Originário de Lucca, na Toscana, com 1 ano de idade Volpi foi trazido pelos pais para São Paulo. Morou com eles até os 47 anos. Para ganhar a vida, trabalhou como encadernador, decorador e pintor de paredes. Aceitava encomendas para pintar sobre tela fotografias, santinhos e cenas de pescaria. “Fui io que fiz, ma non è mio”, dizia, na linguagem do imigrante que nunca dominou bem o português. Só passou a viver da pintura já perto dos 50 anos, em 1944, quando vendeu todos os quadros de uma exposição realizada na então elegante Rua Barão de Itapetininga. Segundo registrou na ocasião o respeitado crítico Sérgio Milliet, foi a primeira vez que isso aconteceu em uma mostra de arte moderna no Brasil.

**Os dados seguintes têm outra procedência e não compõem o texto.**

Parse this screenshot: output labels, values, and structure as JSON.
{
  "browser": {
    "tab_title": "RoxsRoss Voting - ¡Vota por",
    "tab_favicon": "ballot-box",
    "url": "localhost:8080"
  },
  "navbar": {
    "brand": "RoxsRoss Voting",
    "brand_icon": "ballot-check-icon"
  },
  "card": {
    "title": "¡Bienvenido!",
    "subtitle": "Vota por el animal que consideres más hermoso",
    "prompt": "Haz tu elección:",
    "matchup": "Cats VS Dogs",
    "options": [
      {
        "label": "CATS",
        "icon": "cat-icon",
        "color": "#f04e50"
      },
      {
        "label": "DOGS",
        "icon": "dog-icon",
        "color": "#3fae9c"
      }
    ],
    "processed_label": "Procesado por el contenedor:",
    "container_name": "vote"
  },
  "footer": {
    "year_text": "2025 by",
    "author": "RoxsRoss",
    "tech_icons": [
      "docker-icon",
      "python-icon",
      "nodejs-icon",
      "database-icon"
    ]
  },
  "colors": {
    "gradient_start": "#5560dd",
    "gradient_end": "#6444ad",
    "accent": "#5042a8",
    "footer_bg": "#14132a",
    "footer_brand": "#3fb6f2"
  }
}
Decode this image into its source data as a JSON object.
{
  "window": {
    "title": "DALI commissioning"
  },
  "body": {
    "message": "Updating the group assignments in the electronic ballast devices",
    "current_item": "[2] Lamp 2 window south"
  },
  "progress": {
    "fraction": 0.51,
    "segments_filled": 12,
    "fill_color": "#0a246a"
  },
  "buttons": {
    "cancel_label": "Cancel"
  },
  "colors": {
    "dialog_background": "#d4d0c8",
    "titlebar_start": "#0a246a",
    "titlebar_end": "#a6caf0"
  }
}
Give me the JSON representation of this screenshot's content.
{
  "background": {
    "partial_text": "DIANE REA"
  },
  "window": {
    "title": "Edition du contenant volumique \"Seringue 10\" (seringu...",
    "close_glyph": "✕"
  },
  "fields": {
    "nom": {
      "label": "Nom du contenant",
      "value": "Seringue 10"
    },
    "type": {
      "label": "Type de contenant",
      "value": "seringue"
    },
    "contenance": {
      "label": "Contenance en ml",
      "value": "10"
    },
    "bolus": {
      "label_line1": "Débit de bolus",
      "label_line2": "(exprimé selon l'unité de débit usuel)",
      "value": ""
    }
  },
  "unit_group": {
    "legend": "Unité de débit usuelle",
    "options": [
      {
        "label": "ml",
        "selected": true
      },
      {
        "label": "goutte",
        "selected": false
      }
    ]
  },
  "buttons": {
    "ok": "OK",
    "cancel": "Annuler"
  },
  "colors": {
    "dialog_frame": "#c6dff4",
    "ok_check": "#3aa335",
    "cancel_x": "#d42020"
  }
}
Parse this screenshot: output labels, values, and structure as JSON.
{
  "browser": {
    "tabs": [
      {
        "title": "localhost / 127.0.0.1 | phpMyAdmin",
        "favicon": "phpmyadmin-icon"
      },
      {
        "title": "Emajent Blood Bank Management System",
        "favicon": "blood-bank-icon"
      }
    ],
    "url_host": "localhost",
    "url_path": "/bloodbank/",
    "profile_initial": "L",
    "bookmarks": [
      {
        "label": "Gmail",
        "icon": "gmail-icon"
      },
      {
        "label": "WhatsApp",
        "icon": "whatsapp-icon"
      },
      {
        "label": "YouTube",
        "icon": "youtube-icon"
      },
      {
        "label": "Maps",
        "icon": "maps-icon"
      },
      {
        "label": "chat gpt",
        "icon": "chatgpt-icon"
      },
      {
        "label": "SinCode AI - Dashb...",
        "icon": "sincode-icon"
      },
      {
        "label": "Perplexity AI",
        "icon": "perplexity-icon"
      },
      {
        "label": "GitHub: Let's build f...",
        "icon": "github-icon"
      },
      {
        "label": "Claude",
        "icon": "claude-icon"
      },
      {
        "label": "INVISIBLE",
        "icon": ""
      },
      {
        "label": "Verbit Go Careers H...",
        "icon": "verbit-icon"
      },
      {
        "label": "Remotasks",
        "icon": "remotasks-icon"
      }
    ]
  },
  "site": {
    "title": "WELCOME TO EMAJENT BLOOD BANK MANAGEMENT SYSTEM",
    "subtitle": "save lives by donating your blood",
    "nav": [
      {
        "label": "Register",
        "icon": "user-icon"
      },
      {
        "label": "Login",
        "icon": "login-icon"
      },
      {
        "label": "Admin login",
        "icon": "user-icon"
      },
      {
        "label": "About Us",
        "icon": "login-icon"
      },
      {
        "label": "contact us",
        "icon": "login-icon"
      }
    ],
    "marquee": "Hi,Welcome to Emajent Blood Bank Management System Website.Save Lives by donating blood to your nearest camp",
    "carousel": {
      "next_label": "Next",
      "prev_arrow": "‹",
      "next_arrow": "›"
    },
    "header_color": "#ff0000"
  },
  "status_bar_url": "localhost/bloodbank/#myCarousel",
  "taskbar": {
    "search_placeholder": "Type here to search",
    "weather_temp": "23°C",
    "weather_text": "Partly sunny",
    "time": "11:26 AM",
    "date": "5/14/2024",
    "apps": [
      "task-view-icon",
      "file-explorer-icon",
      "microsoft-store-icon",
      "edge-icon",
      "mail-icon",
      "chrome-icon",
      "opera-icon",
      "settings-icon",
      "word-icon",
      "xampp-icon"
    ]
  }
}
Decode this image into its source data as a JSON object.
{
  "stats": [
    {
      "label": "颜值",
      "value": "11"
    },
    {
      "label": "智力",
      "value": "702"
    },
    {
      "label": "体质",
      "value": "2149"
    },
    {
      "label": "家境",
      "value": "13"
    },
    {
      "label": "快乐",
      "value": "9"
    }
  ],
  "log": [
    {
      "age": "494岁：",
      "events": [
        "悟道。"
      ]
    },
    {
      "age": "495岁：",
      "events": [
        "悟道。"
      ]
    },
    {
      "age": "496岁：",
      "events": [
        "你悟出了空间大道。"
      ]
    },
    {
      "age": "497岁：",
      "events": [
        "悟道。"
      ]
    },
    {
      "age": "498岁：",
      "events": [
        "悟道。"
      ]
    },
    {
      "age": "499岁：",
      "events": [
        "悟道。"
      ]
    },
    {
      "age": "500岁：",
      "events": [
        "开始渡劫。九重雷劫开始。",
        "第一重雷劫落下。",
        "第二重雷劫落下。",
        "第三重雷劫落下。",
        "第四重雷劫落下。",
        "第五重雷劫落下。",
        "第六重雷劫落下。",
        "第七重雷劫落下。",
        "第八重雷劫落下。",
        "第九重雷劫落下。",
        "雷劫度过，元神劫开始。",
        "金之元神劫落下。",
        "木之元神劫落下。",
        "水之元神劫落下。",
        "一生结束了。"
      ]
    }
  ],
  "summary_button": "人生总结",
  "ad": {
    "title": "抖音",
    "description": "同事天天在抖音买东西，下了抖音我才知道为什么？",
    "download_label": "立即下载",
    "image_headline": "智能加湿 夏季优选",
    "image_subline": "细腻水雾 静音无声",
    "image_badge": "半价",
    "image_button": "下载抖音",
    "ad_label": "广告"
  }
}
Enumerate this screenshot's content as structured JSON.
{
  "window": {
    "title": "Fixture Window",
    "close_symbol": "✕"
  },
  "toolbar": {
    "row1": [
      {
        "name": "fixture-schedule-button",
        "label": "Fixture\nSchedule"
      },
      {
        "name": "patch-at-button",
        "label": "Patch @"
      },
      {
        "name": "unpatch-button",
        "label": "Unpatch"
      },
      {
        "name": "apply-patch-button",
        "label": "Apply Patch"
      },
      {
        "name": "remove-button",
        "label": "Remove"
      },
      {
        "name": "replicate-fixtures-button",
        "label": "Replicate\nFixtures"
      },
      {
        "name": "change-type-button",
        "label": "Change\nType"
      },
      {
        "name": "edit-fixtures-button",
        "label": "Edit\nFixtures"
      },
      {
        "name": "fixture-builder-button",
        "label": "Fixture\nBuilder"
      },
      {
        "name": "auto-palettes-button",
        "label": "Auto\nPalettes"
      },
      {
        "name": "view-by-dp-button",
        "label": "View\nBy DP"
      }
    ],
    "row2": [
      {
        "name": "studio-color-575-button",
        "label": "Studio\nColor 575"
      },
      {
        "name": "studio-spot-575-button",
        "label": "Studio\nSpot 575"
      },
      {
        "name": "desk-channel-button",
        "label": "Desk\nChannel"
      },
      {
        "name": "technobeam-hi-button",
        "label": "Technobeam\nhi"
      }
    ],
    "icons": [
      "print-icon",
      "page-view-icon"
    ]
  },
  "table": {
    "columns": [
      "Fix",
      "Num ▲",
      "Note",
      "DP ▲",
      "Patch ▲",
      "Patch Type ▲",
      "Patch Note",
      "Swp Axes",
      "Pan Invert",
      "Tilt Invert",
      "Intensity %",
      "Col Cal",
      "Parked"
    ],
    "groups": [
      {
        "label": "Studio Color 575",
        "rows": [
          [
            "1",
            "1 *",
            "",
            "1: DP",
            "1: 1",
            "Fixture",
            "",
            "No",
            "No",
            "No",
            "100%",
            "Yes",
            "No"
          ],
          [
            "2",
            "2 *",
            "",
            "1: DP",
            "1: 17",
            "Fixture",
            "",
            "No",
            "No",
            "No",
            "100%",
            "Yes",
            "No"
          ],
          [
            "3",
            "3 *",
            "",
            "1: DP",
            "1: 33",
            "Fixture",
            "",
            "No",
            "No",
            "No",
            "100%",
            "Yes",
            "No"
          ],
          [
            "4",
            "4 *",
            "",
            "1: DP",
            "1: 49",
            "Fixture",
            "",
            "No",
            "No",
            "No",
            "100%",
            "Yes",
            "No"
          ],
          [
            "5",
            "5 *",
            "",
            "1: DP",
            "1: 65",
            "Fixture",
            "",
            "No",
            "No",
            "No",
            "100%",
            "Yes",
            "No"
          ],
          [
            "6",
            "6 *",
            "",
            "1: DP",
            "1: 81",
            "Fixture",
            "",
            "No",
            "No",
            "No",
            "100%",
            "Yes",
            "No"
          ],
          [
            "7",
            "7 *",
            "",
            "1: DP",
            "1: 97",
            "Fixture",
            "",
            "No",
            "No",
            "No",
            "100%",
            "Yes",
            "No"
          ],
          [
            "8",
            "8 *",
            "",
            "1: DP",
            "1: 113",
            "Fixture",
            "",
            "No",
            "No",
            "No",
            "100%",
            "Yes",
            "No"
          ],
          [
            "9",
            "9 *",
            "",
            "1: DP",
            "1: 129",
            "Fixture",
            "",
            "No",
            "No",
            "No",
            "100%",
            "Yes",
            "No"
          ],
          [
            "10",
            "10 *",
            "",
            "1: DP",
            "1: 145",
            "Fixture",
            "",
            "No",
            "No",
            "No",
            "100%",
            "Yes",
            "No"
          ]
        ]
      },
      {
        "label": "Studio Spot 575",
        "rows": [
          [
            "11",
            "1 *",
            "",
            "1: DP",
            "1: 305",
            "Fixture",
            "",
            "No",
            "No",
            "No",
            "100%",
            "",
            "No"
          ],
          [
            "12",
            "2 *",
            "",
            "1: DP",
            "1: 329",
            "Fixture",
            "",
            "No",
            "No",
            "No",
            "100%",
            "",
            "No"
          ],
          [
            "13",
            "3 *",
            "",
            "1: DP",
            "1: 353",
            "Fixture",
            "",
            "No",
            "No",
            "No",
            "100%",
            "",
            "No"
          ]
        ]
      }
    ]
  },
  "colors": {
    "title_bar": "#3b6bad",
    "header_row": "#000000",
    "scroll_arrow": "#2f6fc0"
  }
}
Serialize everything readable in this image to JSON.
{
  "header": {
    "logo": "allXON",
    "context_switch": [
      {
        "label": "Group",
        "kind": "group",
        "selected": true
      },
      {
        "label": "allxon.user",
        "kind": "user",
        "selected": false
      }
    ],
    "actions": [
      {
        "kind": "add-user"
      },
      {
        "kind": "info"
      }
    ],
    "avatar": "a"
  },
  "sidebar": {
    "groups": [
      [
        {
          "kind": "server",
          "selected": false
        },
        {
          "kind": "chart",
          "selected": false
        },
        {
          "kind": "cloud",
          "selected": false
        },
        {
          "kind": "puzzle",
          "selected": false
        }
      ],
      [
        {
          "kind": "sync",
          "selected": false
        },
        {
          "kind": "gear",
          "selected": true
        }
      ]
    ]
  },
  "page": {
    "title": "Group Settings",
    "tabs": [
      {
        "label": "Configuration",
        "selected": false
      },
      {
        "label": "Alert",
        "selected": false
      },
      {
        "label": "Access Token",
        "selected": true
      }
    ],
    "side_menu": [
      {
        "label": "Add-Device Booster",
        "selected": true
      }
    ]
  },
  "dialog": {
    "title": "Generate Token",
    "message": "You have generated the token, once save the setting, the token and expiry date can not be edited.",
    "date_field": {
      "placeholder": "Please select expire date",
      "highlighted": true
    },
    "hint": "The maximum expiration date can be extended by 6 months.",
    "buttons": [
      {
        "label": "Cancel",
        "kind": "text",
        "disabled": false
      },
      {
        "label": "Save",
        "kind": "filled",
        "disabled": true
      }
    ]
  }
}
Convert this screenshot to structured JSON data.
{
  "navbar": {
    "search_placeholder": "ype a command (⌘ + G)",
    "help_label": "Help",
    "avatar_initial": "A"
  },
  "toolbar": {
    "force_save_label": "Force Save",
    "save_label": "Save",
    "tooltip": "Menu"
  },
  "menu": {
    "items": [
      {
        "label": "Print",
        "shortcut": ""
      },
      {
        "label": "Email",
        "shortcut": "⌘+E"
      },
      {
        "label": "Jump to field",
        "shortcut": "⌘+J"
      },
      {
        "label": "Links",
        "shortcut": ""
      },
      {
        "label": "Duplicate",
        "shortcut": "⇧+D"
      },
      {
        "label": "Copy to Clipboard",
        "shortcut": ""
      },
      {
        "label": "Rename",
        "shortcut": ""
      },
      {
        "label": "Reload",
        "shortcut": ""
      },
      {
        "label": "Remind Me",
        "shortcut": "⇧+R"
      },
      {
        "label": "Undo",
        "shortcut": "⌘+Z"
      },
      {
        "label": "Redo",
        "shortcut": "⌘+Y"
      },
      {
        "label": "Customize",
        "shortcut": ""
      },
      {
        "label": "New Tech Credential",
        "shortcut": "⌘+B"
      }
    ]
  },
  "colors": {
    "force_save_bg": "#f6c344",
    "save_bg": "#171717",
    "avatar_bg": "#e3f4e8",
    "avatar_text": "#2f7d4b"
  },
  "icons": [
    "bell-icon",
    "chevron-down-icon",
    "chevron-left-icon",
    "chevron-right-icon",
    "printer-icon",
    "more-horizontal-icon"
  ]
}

Pouco tempo antes desse primeiro grande sucesso, Volpi havia se casado com Benedita da Conceição, apelidada de Judite, descrita pelo jornalista e cineasta Olívio Tavares de Araújo, um dos maiores especialistas em sua obra, como “uma mulata gaúcha bonita e benfeita de corpo, que nos anos 40 posou para um nu hoje famoso”. Depois do nascimento de Eugênia Maria, os dois adotaram inúmeros filhos. Nas contas de Tavares de Araújo, em 1950 o casal chegou a ter dezenove crianças em casa. Volpi e Judite ficaram juntos até ela morrer, em 1972.
Viúvo, ele tinha uma vida modesta. Costumava comer sozinho em casa, exceto quando os volpistas o levavam para almoçar no antigo restaurante Ca’d’Oro da Rua Basílio da Gama, no centro, onde ele pedia rabada com polenta e bebia o vinho siciliano Corvo Duca di Salaparuta. Jamais teve carro e não aprendeu a dirigir. No livro, Mastrobuono descreve sua rotina: “Levantava cedo e caminhava pelas ruas do Cambuci. Se a luz fosse boa, pintava. Caso contrário, preparava novas telas. Fazia tudo. Serrava madeira e montava chassis. Cortava as telas e pregava-as no bastidor. Preparava a têmpera a ovo e guardava-a na geladeira, em frascos de vidro”. Para se distrair, jogava paciência com um baralho encardido. Os volpistas lhe davam baralhos novos, mas ele usava apenas o velho. Não assinava recibos e, anarquista convicto, só pagava impostos quando era intimado. Nenhum de seus quadros trazia data. Andava de tamanco ou chinelo, fumava cigarro de palha, adorava sopa de alho e detestava formalidades. Quando fez 80 anos, foi chamado pelo governador Paulo Egydio Martins para almoçar no Palácio dos Bandeirantes. Recusou o convite. “O que vou fazer em um palácio?”, justificou. “Por que ele não vem aqui?” Paulo Egydio foi até o Cambuci, comeu macarronada e, na saída, recebeu como presente uma daquelas gravuras que deixariam de ter valor comercial. Na hora de assiná-la, depois de pensar um pouco, o pintor perguntou: “Eh! Como é mesmo o seu nome?”. O mundo de Volpi era outro.